7.2. Hardware
A top-level view of the design example is shown in FPGA AI Suite Example Design Top Level.
The instances of FPGA AI Suite IP are on the right (dla_top.sv). All communication between the FPGA AI Suite IP systems and the outside occurs via the FPGA AI Suite IP DMA. The FPGA AI Suite IP DMA provides a CSR (which also has interrupt functionality) and reader/writer modules which read/write from DDR.
The host communicates with the board through the PCIe* protocol. The host can do the following things:
- Read and write the on-board DDR memory (these reads/writes do not go through FPGA AI Suite IP).
- Read/write to the FPGA AI Suite IP DMA CSR of the instances.
- Receive interrupt signals from the FPGA AI Suite IP DMA CSR of both instances.

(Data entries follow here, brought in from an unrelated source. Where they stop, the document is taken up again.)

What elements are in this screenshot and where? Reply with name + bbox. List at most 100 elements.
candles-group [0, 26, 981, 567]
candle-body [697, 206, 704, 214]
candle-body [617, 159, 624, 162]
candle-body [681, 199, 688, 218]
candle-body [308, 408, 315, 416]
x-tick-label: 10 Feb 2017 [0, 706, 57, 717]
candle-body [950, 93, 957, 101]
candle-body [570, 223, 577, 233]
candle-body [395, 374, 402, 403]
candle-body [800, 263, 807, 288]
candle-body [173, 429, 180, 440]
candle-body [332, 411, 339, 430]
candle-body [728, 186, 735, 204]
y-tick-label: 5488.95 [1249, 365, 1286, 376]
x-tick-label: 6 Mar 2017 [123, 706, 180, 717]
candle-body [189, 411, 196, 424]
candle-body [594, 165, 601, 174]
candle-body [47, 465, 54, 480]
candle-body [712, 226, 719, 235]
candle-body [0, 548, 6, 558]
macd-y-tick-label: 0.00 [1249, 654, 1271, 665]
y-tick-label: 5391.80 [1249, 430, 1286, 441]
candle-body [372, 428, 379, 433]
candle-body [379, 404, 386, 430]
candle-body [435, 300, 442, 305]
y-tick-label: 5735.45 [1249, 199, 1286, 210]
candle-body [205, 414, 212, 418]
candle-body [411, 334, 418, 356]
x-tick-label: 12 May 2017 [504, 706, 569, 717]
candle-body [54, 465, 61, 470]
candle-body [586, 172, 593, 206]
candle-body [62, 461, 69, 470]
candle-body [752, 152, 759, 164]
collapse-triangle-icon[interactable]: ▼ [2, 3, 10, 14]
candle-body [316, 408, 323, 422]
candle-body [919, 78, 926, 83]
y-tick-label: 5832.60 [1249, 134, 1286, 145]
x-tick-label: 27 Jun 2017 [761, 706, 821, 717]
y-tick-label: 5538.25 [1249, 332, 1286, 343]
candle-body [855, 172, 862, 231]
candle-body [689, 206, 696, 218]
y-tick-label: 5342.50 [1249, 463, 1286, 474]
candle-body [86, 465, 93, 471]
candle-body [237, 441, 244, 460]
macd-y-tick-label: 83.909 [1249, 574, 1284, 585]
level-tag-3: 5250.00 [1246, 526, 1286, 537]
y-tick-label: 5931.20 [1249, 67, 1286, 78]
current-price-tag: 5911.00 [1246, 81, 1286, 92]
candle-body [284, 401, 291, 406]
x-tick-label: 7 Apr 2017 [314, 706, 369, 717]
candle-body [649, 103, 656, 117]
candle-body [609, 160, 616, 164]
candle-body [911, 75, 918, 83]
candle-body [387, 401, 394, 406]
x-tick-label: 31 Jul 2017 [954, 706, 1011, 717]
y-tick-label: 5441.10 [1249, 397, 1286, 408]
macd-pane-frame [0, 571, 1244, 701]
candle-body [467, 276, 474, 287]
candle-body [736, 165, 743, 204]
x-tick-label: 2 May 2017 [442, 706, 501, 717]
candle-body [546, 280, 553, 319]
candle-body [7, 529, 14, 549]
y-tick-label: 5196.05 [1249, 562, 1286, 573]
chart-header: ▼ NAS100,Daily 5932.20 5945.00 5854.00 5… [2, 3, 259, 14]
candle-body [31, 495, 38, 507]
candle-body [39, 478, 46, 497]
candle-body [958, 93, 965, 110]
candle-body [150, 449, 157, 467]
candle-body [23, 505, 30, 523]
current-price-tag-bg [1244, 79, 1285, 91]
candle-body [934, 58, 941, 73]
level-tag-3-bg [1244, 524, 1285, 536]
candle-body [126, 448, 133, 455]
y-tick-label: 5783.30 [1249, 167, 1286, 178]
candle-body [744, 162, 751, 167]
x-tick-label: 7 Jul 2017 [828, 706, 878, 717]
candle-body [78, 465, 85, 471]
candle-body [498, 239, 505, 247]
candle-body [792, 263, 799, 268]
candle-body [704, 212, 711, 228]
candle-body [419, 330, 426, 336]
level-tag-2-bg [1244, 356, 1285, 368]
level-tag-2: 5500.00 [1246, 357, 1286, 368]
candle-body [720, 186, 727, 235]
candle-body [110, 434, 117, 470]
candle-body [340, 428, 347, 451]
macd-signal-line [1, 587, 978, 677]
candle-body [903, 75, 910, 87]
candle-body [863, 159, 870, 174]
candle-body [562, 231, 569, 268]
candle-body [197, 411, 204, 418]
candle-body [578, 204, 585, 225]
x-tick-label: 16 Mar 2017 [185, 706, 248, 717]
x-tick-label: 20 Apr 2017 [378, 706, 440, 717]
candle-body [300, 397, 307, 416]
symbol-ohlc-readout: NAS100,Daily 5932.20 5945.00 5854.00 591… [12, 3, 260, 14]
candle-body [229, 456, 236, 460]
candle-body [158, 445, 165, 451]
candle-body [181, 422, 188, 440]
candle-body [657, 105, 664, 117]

Each FPGA AI Suite IP instance can do the following things:
- Read/write to its DDR bank.
- Send interrupts to the host through the interrupt interface.
- Receive reads/writes to its DMA CSR.
From the perspective of the FPGA AI Suite, external connections are to the PCIe* interface and to the on-board DDR4 memory. The DDR memory is connected directly to mem.qsys block, while the PCIe interface is converted into Avalon® memory mapped (MM) interfaces in pcie_ed.qsys block for communication with the mem.qsys block.
The mem.qsys blocks arbitrate the connections to DDR memory between the reader/writer modules in FPGA AI Suite IP and reads/writes from the host. Each FPGA AI Suite IP instance in this design has access to only one of the DDR banks. This design decision implies that the number simultaneous FPGA AI Suite IP instances that can exist in the design is limited to the number of DDR blocks available on the board. Adding an additional arbiter would relax this restriction and allow additional FPGA AI Suite IP instances.
Much of board.qsys operates using the Avalon® Memory-mapped (MM) interface protocol. The FPGA AI Suite DMA uses AXI protocol, and board.qsys has Avalon® MM interface to AXI adapters just before each interface is exported to the FPGA AI Suite IP (so that outside of the Platform Designer system it can be connected to FPGA AI Suite IP). Clock crossing is also handled inside of board.qsys. For example, the host interface must be brought to the DDR clock to talk with the FPGA AI Suite IP CSR.
There are three clock domains: host clock, DDR clock, and the FPGA AI Suite IP clock. The PCIe* logic runs on the host clock. FPGA AI Suite DMA and the platform adapters run on the DDR clock. The rest of FPGA AI Suite IP runs on the FPGA AI Suite IP clock.
FPGA AI Suite IP protocols:
- Readers and Writers: 512-bit data (width configurable), 32-bit address AXI4 interface, 16-word max burst (width fixed).
- CSR: 32-bit data, 11-bit address
The board.qsys block contains two major elements; the pcie_ed.qsys block and the mem.qsys blocks. The pcie_ed.qsys block interfaces between the host PCIe data and the mem.qsys blocks. The mem.qsys blocks interface between DDR memory, the readers/writers, and the host read/write channels.
- Host read is used to read data from DDR memory and send it to the host.
- Host write is used to read data from the host into DDR memory.
- The MMIO interface performs several functions:
- DDR read and write transactions are initiated by the host via the MMIO interface
- Reading from the AFU ID block. The AFU ID block identifies the AFU with a unique identifier and is required for the OPAE driver.
- Reading/writing to the DLA DMA CSRs where each instance has its own CSR base address.
Platform Designer optimizes for area instead of fMAX by default, so you might need to change the interconnect settings for the inferred Avalon® MM/AXI4 adapter. For example, we made some changes as shown in the following figure.
To access the view in the above figure:
- Within the Platform Designer GUI choose View -> Domains. This brings up the Domains tab in the top-right window.
- From there, choose an interface (for example, dla_ddr_axi).
- For the selected interface, you can adjust the interconnect parameters, as shown on the bottom-right pane.
- In particular, we needed to change Burst adapter implementation from Generic converter (slower, lower area) to Per-burst-type converter (faster, higher area) to close timing on the DDR clock.
This was the only change needed to close timing, however it took several rounds of experimentation to determine this was the setting of importance. Depending on your system, other settings might need to be tweaked.